Although the procedure is called bone marrow transplant, it is actually the blood-forming stem cells within the bone marrow that the transplant recipient needs.
“The donor has to go through with it because the patient is left without an immune system and will die,” Dutchin warned.
Once the transplant is complete, blood transfusions, antibiotics and other drugs help support patients until new bone marrow grows, usually within two to five weeks, according to John Hopkins’ Sidney Kimmel Comprehensive Cancer Center. Patients are cared for in one of the inpatient units, or as outpatients, depending on their health.
Robin Roberts is otherwise in good health. A former college basketball player at Southeastern Louisiana University, she has managed to stay fit even after her bout with breast cancer in 2007. She brought the nation along with her on that journey, chronicling the experience on “Good Morning America”, and this new ordeal has already begun to capture the hearts of viewers and well-wishers alike.
Approximately 4,000 people signed up to become a potential donors within first week of Robin’s June 11 announcement. That’s almost half of the 9,000 people who ordinarily join the Be The Match registry per month.
The registry is used when people who need a bone marrow transplant cannot find a relative who is a compatible donor. Nearly all donors chosen are between the ages of 18 and 44. (Interested donors can sign up at www.marrow.org or www.swabplusdna.org. A cotton swab test is sent to the address of a potential donor, who swabs the inside of his or her mouth and sends the test back to the registry.)
After Robin Roberts’ disclosure, first lady Michelle Obama tweeted: “Barack and I have you in our prayers. We believe in you and thank you for bringing awareness and hope to others.”

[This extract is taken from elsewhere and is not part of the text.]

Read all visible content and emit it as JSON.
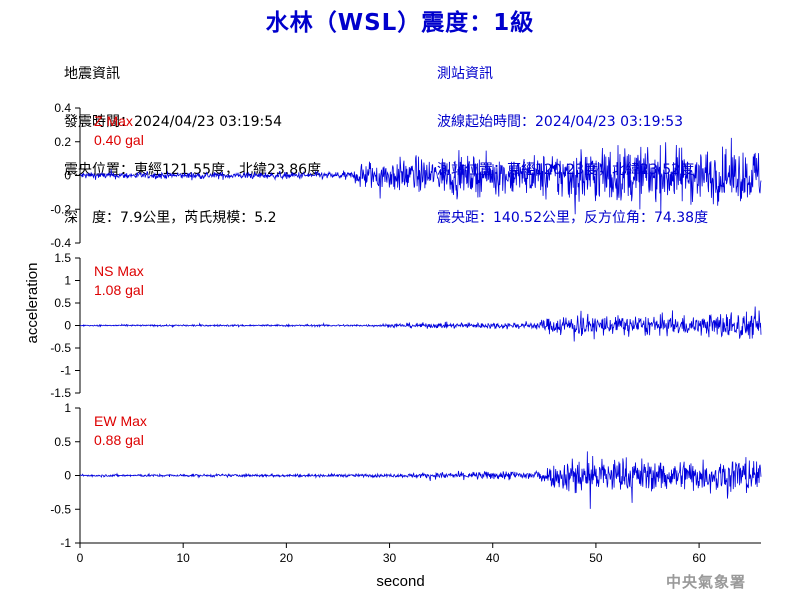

How a Bone Marrow Transplant Works
A bone marrow transplant is a procedure to replace damaged or destroyed bone marrow with healthy bone marrow stem cells. Here’s how a bone marrow transplant works:
• A donor is given a daily medication for five days prior to the procedure to stimulate production of stem cells and increase their circulation in the bloodstream. On the fifth day, the stem cells are collected by a process similar to drawing blood or by surgery.

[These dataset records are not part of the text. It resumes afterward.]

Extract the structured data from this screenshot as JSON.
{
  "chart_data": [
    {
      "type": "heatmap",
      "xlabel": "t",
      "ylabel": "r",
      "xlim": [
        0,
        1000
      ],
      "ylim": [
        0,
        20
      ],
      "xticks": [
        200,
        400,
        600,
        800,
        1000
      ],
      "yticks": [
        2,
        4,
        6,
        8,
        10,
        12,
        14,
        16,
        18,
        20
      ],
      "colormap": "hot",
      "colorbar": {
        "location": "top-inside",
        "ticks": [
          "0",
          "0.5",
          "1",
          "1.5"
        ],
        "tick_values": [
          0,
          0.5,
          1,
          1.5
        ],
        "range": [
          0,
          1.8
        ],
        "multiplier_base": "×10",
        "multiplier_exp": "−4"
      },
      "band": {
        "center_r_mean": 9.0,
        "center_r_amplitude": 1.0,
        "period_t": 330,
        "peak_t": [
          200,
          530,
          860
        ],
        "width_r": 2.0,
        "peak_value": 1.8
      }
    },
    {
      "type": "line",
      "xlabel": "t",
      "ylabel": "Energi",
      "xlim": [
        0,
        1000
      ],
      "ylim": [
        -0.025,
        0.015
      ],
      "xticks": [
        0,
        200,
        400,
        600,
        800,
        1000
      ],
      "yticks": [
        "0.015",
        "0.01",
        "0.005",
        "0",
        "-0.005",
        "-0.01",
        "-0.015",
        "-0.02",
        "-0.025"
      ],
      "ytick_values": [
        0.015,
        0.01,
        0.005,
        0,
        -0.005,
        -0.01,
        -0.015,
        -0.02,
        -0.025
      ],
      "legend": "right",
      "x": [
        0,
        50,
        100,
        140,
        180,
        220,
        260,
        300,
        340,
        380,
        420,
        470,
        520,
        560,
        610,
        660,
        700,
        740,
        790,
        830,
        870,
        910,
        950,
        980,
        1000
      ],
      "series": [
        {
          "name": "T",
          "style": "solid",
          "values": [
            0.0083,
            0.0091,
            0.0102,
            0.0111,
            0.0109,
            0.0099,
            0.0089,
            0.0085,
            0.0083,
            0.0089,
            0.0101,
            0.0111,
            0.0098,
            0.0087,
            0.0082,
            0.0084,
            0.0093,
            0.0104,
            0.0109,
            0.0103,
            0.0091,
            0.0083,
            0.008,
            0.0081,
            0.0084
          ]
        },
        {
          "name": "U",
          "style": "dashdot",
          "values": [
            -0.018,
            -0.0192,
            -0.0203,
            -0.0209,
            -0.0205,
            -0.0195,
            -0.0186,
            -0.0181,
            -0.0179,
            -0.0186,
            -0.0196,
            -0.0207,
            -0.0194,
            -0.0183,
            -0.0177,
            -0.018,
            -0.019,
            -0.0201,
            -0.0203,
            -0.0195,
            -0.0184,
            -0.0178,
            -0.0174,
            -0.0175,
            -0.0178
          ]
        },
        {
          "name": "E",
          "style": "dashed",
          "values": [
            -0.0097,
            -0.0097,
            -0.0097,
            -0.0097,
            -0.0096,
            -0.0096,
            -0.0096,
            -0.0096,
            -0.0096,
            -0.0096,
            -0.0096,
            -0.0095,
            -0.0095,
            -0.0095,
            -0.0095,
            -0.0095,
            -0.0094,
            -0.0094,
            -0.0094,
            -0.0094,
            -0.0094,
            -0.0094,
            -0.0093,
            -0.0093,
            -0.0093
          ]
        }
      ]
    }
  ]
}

• Drawing blood stem cells involves collecting blood from a vein in the arm and sending it through a machine that separates the blood-forming stem cells. After separation, the blood is returned to the donor through a vein in the other arm. It takes anywhere from four to six hours and as many as four sessions depending on the need. The donated stem cells are then infused into the recipient’s body and the transplanted stem cells make their way to the bone marrow cavities to begin creating new bone marrow and stem cells. This procedure is called aphaeresis.
• Surgery is used to collect blood stem cells from the pelvic bone. Generally, the doctors make up to four small incisions through the donor’s skin over the back of the pelvic bones. The incisions are less than a quarter-inch long and do not require stitches. The doctors will insert a special hollow needle through these incisions over the rear of the pelvic bone. A syringe is attached to the needle to draw out the marrow. This procedure must be done in a hospital using local or general anesthesia but it isn’t used often, according to the National Institutes of Health.
• Recipients must undergo aggressive chemotherapy treatment before a transplant. High doses of chemotherapy or radiation are given to the patient in order to destroy cancer cells or the defective bone marrow. But the recipient’s normal bone marrow and immune system are also destroyed, making it imperative that registered volunteers commit to donating.